Venezuela’s consumer protection agency has found evidence suggesting that, in at least one case, the shock absorbers on Ford Explorers may have gouged Bridgestone/Firestone tyres, causing a blow-out.
A Ford spokesman denied the claim the shock absorbers may be behind the blowouts.
The Venezuela agency is investigating at least 46 deaths allegedly linked to accidents involving Explorers equipped with Bridgestone/Firestone tyres.
Samuel Ruh, head of the agency, said they had found an accident-damaged Explorer in which the tyres were contacting the shock absorbers. Ruh told a congressional hearing on accidents in Venezuela: ‘the tyres were making contact with a mechanical part and that mechanical part is (part of) the shock absorbers Ford has been changing.’
Ford was changing the shock absorbers on the Venezuelan Explorer models in 1999 to give the sports utility vehicles a rougher ride desired by consumers. Officials from Firestone claim Ford made the change to correct design flaws.
Ruh did not say if the agency suspected that there were more cases connected to the shocks absorbers. Pastor Heydra, head of the congressional investigation, said Venezuela would ask Ford and Firestone to simulate Explorer accidents with and without the modified suspensions in a bid to determine if the design changes are in any way linked to the accidents.
Venezuela’s attorney general has granted Indecu, the government consumer protection agency, further powers to investigate the deaths and Indecu is already considering ordering Ford to reinforce suspension systems on approximately 30,000 Explorers in Venezuela.
Ford maintains that tread separation in some Firestone tyres was a ‘common factor’ in the accidents and that many tires didn’t meet strength and speed specifications. Firestone’s Venezuelan subsidiary says the problem stems from mislabelling, in which four-ply tyres were substituted for five-ply tyres ordered by Ford.
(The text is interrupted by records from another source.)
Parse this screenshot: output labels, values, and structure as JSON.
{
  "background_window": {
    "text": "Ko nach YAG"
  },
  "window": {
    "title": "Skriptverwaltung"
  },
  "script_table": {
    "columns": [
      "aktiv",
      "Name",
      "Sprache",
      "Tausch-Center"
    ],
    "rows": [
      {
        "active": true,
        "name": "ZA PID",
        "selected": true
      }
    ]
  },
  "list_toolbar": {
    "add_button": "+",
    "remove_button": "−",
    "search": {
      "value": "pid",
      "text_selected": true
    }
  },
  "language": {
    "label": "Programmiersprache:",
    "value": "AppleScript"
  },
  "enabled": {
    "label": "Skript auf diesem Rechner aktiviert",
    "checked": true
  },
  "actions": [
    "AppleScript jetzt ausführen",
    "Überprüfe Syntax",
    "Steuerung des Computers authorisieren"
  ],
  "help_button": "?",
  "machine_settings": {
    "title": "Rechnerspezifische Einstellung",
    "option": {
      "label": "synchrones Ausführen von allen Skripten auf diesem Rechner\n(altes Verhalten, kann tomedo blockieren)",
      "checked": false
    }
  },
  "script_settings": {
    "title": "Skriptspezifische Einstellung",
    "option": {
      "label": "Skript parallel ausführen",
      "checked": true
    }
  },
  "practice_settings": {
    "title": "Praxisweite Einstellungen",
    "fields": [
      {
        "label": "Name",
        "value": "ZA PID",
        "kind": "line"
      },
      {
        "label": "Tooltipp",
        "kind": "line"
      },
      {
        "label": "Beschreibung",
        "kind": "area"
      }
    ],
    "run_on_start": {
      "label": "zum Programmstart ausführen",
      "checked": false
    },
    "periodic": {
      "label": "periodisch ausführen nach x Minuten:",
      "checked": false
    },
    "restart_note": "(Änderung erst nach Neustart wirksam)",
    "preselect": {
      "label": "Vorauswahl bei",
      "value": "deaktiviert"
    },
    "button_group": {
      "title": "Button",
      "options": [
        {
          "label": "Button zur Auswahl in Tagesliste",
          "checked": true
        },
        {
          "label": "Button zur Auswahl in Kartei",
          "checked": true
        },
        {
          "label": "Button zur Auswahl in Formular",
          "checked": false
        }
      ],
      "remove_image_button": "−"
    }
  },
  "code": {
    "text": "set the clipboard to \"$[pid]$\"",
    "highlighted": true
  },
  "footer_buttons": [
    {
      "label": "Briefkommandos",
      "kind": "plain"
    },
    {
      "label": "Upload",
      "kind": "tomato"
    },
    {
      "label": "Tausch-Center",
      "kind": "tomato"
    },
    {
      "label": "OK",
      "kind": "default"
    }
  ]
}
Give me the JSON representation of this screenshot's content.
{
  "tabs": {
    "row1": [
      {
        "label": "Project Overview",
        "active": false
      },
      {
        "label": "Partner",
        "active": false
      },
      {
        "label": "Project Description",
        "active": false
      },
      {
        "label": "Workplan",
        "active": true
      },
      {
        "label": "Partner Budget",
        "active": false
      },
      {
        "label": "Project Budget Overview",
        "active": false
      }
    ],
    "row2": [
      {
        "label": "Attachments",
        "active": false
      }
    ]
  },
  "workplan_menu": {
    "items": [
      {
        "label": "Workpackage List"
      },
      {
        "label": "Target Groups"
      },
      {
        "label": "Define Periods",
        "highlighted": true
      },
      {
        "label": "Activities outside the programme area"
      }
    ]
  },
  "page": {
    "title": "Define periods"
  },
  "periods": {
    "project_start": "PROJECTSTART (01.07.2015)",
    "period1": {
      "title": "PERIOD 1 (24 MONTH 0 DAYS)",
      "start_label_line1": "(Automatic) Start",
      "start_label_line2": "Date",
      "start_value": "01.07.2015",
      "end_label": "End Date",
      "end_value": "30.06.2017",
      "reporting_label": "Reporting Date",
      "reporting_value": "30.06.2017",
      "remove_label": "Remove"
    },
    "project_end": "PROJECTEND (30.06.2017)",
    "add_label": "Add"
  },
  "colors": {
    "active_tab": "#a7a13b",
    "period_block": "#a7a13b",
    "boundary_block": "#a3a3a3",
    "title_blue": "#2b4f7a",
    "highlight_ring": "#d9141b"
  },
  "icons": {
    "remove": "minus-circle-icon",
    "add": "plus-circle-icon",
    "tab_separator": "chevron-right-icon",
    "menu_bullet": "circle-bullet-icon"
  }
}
Ruh said his agency would recommend criminal proceedings against Ford and Firestone and insist that the presidents of both companies’ subsidiaries be barred from leaving Venezuela until the investigation concludes. Officials have asked the U.S. Congress for data on accidents in the United States.
U.S. and Venezuelan authorities have accused Bridgestone/Firestone and Ford of covering up information about tire problems for two years before taking steps to recall their products.